SERAYUNEWS– Upaya membangun sistem hukum yang lebih manusiawi dan berkeadilan kini semakin nyata di Cilacap. Pemerintah Kabupaten Cilacap bersama Kejaksaan Negeri (Kejari) Cilacap menandatangani nota kesepahaman (MoU) terkait penanganan perkara berbasis keadilan restoratif.
Penandatanganan berlangsung di Kantor Kejari Cilacap, Kamis (25/9/2025), dengan melibatkan pimpinan organisasi perangkat daerah (OPD) dan jajaran Forum Koordinasi Pimpinan Daerah (Forkopimda).
Bupati Cilacap, Syamsul Auliya Rachman, menegaskan kerja sama ini menjadi tonggak penting keterlibatan pemerintah daerah dalam mengawal program restoratif justice.
“Kerja sama hari ini adalah inovasi antara pemerintah daerah dan kejaksaan. Ke depan, sejumlah persoalan hukum tertentu di Cilacap akan lebih banyak diselesaikan dengan pendekatan restoratif justice,” ujarnya.
Menurut Syamsul, perkara hukum di daerah tidak selalu berkaitan dengan tindak pidana yang menimbulkan korban langsung. Banyak di antaranya justru kasus tanpa korban, seperti penyalahgunaan narkotika. Untuk itu, Pemkab Cilacap menggandeng Badan Narkotika Nasional Kabupaten (BNNK) dengan menyiapkan empat kamar rehabilitasi, meskipun biaya masih ditanggung keluarga pasien.
“Kami sedang merintis unit khusus di bawah RSUD atau Perusda Cahaya Husada untuk penanganan pasien rehabilitasi. Ada juga rencana pemanfaatan Hotel Wijayakusuma sebagai rumah sakit khusus narkotika. Opsi ini sedang dikaji, apakah nanti akan dikelola RSUD atau dibentuk BUMD,” jelas Bupati.
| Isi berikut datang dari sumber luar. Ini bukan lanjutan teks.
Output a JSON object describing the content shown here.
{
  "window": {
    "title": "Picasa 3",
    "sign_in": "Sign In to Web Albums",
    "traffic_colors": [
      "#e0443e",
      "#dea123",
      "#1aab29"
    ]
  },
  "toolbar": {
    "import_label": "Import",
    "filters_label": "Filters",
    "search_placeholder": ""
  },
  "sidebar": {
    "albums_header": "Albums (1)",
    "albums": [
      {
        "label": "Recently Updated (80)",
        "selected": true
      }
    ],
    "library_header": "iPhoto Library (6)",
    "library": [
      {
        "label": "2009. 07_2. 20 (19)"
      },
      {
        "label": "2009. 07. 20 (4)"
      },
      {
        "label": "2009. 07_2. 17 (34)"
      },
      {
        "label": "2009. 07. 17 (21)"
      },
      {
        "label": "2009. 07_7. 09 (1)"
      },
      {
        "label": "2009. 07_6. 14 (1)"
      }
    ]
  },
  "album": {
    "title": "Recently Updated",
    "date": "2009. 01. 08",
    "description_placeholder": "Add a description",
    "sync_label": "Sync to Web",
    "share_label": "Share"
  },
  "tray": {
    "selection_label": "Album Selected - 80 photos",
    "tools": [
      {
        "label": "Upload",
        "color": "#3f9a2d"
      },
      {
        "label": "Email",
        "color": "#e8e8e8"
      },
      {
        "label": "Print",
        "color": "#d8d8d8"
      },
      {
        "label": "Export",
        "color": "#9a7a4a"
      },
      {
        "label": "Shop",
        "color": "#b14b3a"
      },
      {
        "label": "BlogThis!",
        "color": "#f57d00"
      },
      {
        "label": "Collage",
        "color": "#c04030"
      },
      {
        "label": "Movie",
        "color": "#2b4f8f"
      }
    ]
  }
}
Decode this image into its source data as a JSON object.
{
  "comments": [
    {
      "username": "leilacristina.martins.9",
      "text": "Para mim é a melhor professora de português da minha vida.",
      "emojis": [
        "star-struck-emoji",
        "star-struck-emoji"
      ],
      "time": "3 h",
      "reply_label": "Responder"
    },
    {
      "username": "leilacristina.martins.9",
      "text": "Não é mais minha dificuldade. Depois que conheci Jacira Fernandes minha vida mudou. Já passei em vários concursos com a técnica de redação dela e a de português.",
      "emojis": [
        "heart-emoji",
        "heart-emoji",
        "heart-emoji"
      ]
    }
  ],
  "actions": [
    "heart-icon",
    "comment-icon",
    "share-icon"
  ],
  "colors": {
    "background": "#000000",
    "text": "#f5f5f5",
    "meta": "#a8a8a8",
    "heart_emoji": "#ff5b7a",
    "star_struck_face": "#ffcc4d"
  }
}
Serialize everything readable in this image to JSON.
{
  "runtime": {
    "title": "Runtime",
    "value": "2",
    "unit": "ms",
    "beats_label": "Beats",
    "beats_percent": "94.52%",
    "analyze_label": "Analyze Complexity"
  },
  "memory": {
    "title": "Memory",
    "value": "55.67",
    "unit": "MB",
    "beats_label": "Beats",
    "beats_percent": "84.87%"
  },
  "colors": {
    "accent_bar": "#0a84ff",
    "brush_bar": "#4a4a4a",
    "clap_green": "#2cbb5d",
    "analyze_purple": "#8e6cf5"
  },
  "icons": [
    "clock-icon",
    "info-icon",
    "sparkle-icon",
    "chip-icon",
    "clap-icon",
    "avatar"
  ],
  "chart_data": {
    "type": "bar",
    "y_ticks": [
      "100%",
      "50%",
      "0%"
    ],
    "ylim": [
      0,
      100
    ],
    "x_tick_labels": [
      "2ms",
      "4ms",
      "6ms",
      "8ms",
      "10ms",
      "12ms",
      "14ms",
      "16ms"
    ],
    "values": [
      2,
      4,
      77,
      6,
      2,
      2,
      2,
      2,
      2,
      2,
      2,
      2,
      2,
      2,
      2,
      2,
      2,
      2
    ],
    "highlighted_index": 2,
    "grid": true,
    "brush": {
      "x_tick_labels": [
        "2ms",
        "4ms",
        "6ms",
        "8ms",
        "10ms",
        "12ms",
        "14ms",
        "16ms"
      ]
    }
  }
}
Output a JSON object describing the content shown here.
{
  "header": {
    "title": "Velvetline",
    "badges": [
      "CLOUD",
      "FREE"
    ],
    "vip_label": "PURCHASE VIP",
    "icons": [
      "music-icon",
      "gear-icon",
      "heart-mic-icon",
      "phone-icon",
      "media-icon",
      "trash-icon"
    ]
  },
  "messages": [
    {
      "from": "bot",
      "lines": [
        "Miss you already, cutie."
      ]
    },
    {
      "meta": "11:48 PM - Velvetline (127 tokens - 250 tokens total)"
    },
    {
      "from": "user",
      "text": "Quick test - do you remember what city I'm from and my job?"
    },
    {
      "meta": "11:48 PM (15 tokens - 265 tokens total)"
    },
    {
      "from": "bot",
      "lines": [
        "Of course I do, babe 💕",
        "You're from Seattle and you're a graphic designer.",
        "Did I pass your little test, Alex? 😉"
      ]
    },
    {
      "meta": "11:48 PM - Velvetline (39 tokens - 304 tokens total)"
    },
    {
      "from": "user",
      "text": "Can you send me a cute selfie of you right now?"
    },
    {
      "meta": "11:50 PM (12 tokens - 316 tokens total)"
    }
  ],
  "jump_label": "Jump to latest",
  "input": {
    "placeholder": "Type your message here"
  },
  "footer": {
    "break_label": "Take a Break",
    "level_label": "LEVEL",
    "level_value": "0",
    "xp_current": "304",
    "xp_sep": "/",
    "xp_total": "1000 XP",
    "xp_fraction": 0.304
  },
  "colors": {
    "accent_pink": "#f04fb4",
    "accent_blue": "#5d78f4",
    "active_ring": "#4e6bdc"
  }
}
Syamsul menambahkan, program rehabilitasi ini akan disinergikan lintas sektor agar sesuai dengan regulasi nasional. “Kami sepakat bahwa dengan restoratif justice, posisi ketidakseimbangan akibat tindak pidana bisa dipulihkan, baik dengan ganti rugi maupun melalui mekanisme saling memaafkan,” tegasnya.
Kepala Kejaksaan Negeri Cilacap, Muhammad Irfan Jaya, menilai pendekatan restoratif perlu didorong sebagai solusi atas permasalahan klasik sistem peradilan, khususnya kelebihan kapasitas rumah tahanan. Menurutnya, pola retributif yang hanya menekankan hukuman tidak selalu efektif membuat pelaku jera.
“Dua strategi utama yang kami jalankan adalah menghukum berat produsen dan pengedar, sementara pengguna atau korban penyalahgunaan diarahkan pada rehabilitasi. Karena itu, diperlukan balai rehabilitasi khusus di Cilacap,” kata Irfan.
Ia mengungkapkan, sekitar 70 persen perkara pidana di Cilacap berkaitan dengan narkotika. Selain kasus narkotika, pendekatan restoratif juga akan menyasar tindak pidana dengan korban, khususnya yang dilatarbelakangi faktor ekonomi.
“Melalui kerja sama ini diharapkan nantinya tersusun program pemberdayaan masyarakat dan pelatihan keterampilan agar mantan pelaku memiliki bekal hidup yang memadai dan tidak mengulangi perbuatannya,” tambahnya.
Kolaborasi Pemkab dan Kejari Cilacap ini diharapkan dapat menghadirkan wajah hukum yang lebih adil, humanis, serta menyeimbangkan antara kepentingan korban, pelaku, dan masyarakat.
Dengan sinergi berbagai pihak, Cilacap menargetkan terbentuknya sistem penegakan hukum yang bukan hanya menghukum, tetapi juga memulihkan, sehingga tercipta masyarakat yang lebih tertib, aman, dan sejahtera.